Nat Wahyu Srikuning-Rizky Haryogi

Jumlah inventori yang terlalu banyak di Barilla tentunya akan mengurangi pendapatan
perusahaan karena perusahaan akan mengeluarkan biaya tambahan untuk penyimpanan dan
penjagaan inventori tersebut. Resiko yang mungkin di hadapi perusahaan bermacammacam
seperti kerusakan akibat kelalaian manusia yang menyebabkan inventori menjadi tidak
bernilai dan menimbulkan kerugian bagi perusahaan, kerugian akibat pencurian, biaya
asuransi, dll. Jadi, semakin tinggi Tingkat inventori yang melebihi kapasitas produksi dan
penjualan juga akan meningkatkan biaya dan resiko kerugian bagi perusahaan. Just in time
merupakan solusi bagi perusahaan untuk meminimalisir biaya-biaya yang mungkin timbul.

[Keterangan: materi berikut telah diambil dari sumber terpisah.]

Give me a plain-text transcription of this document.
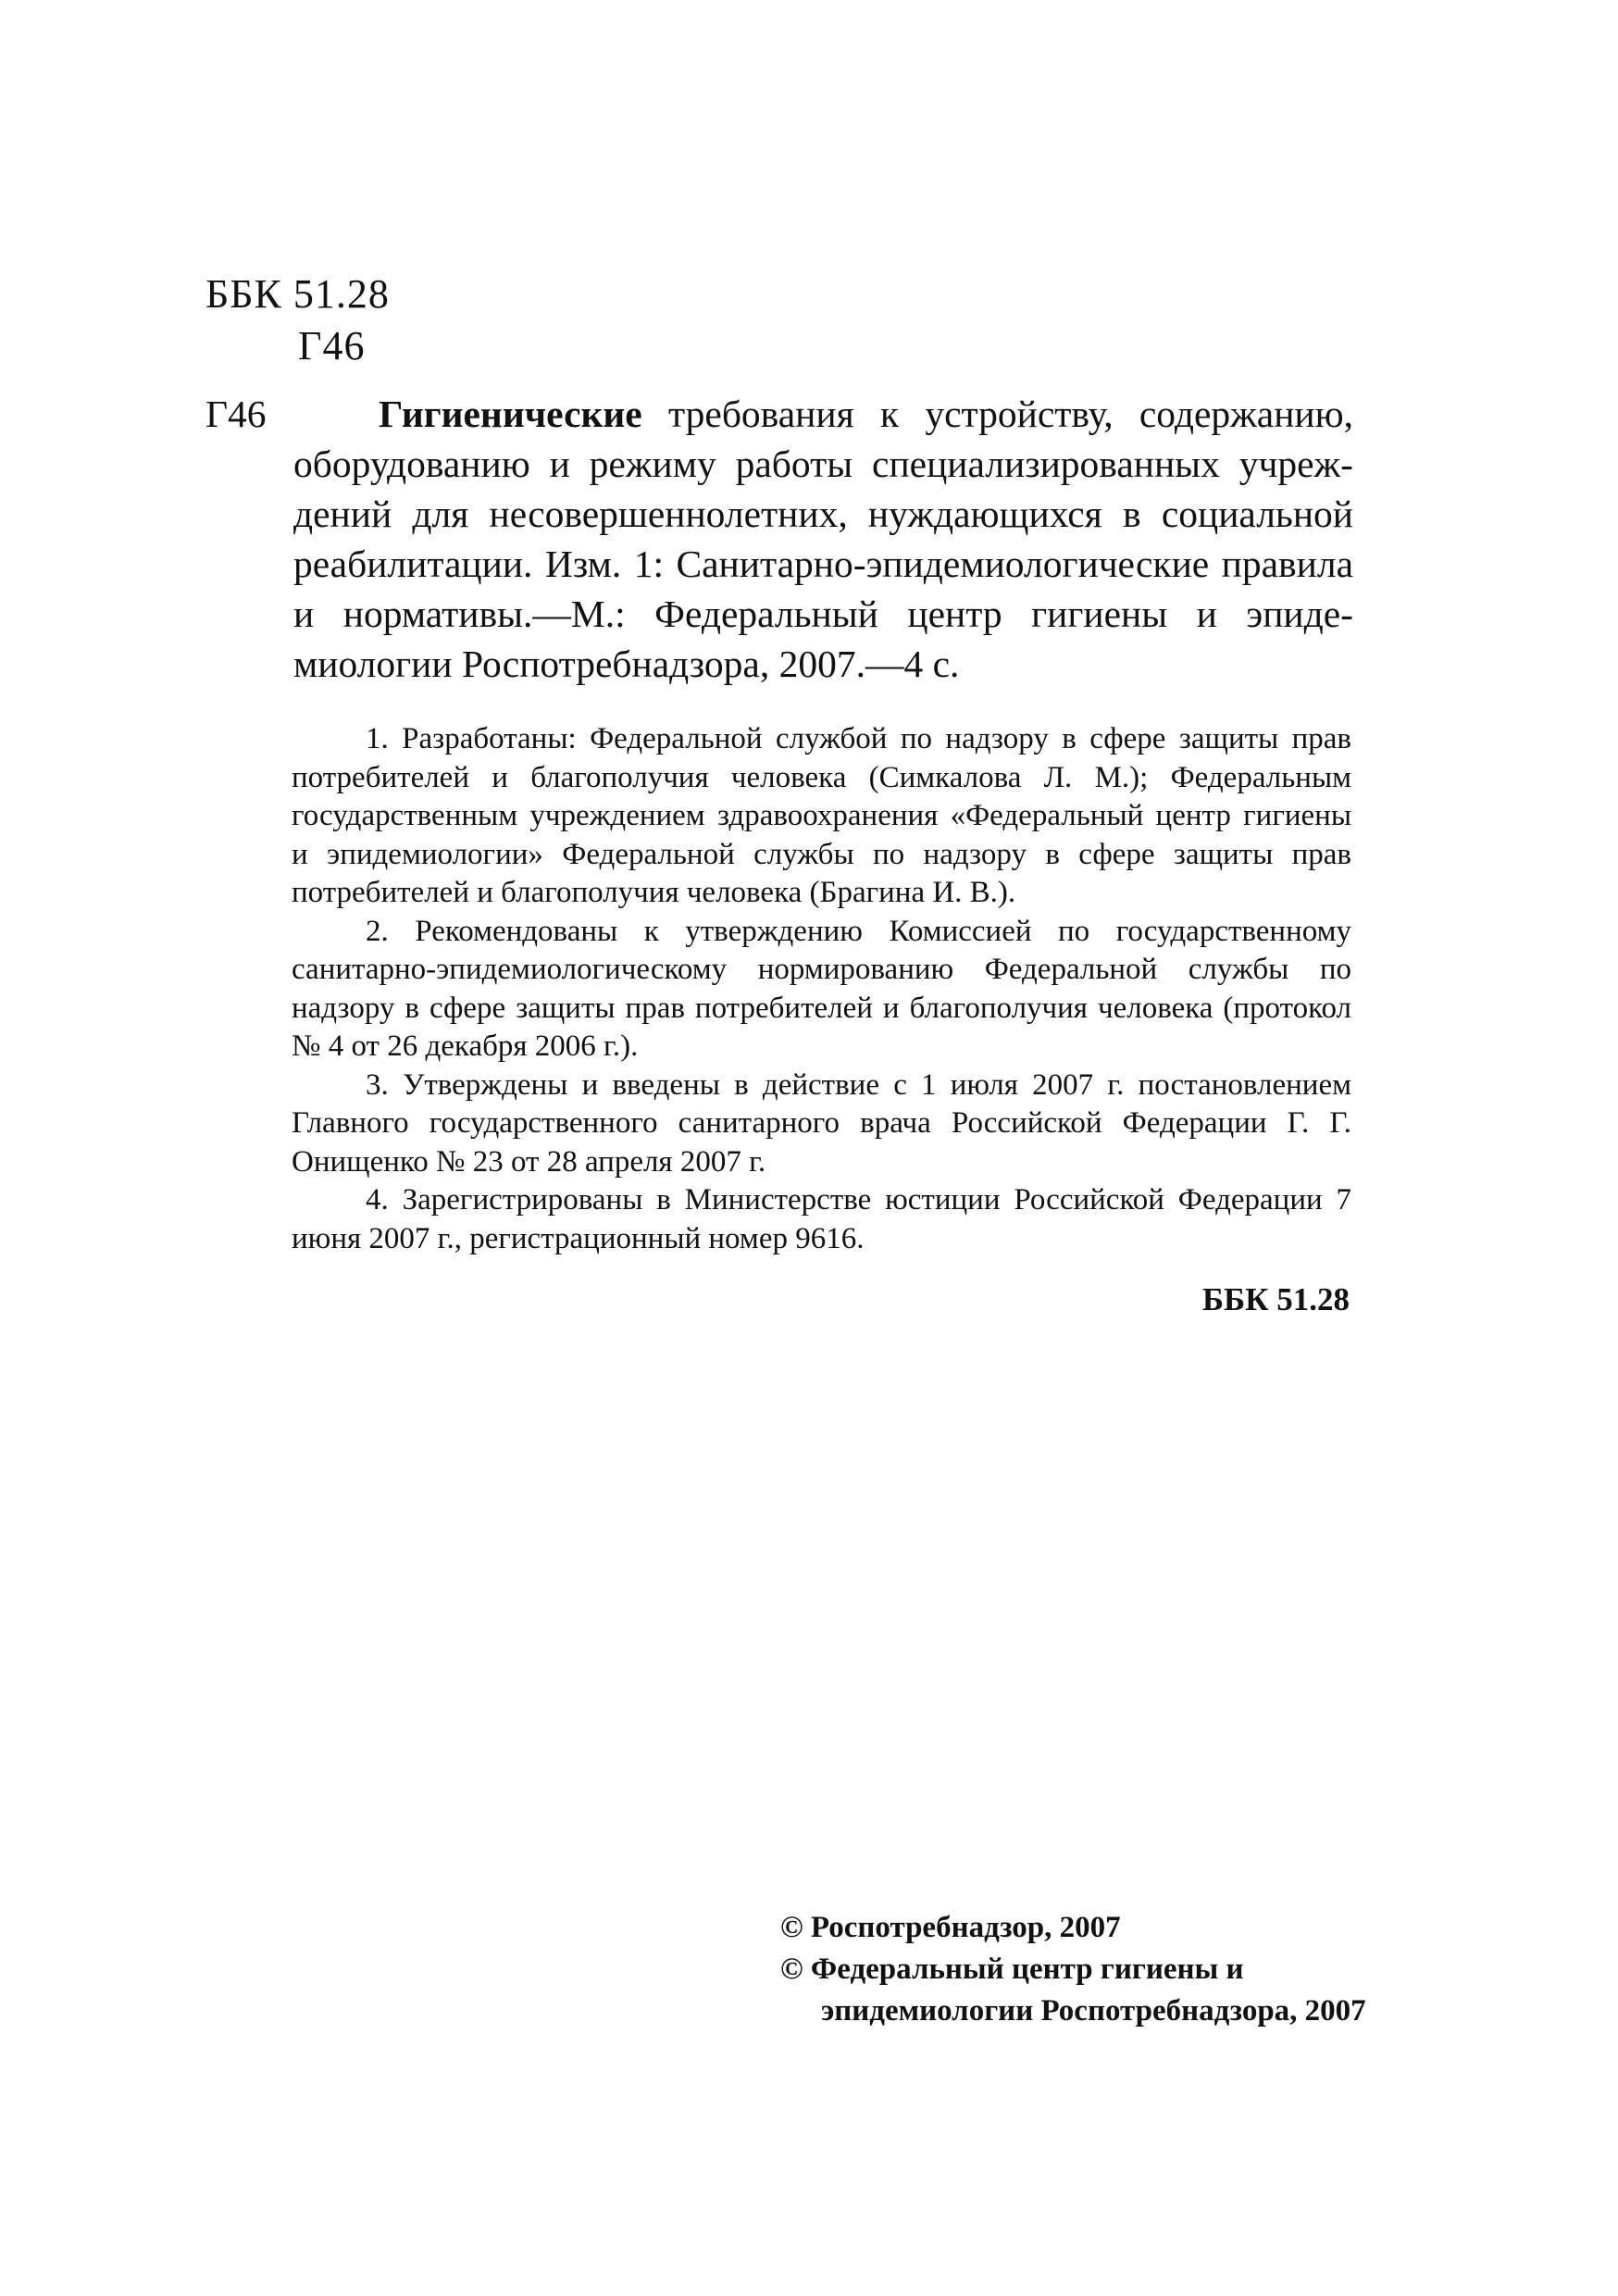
ББК 51.28
Г46
Г46	Гигиенические требования к устройству, содержанию, оборудованию и режиму работы специализированных учреждений для несовершеннолетних, нуждающихся в социальной реабилитации. Изм. 1: Санитарно-эпидемиологические правила и нормативы.—М.: Федеральный центр гигиены и эпидемиологии Роспотребнадзора, 2007.—4 с.

1. Разработаны: Федеральной службой по надзору в сфере защиты прав потребителей и благополучия человека (Симкалова Л. М.); Федеральным государственным учреждением здравоохранения «Федеральный центр гигиены и эпидемиологии» Федеральной службы по надзору в сфере защиты прав потребителей и благополучия человека (Брагина И. В.).

2. Рекомендованы к утверждению Комиссией по государственному санитарно-эпидемиологическому нормированию Федеральной службы по надзору в сфере защиты прав потребителей и благополучия человека (протокол № 4 от 26 декабря 2006 г.).

3. Утверждены и введены в действие с 1 июля 2007 г. постановлением Главного государственного санитарного врача Российской Федерации Г. Г. Онищенко № 23 от 28 апреля 2007 г.

4. Зарегистрированы в Министерстве юстиции Российской Федерации 7 июня 2007 г., регистрационный номер 9616.

ББК 51.28
© Роспотребнадзор, 2007
© Федеральный центр гигиены и
эпидемиологии Роспотребнадзора, 2007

3. Implementasi dari Proposal JITD (Just In Time Distribution).
Apakah program tersebut layak? Jika layak, apakah target customernya dan bagaimana
menyakinkan
customer?
Sistem JITD bertujuan untuk meminimalkan jumlah persediaan dalam suatu perusahaan,
semakin rendah tingkat persediaan, maka akan semakin rendah biaya yang mungkin timbul.
Sistem ini direncakan sedemikian rupa agar inventori yang dibutuhkan Barilla untuk
distribusi tersedia ketika akan dikirimkan. Hal ini memang tidak mudah dicapai bagi
perusahaan karena dibutuhkan komunikasi dan hubungan yang baik dengan para distributor.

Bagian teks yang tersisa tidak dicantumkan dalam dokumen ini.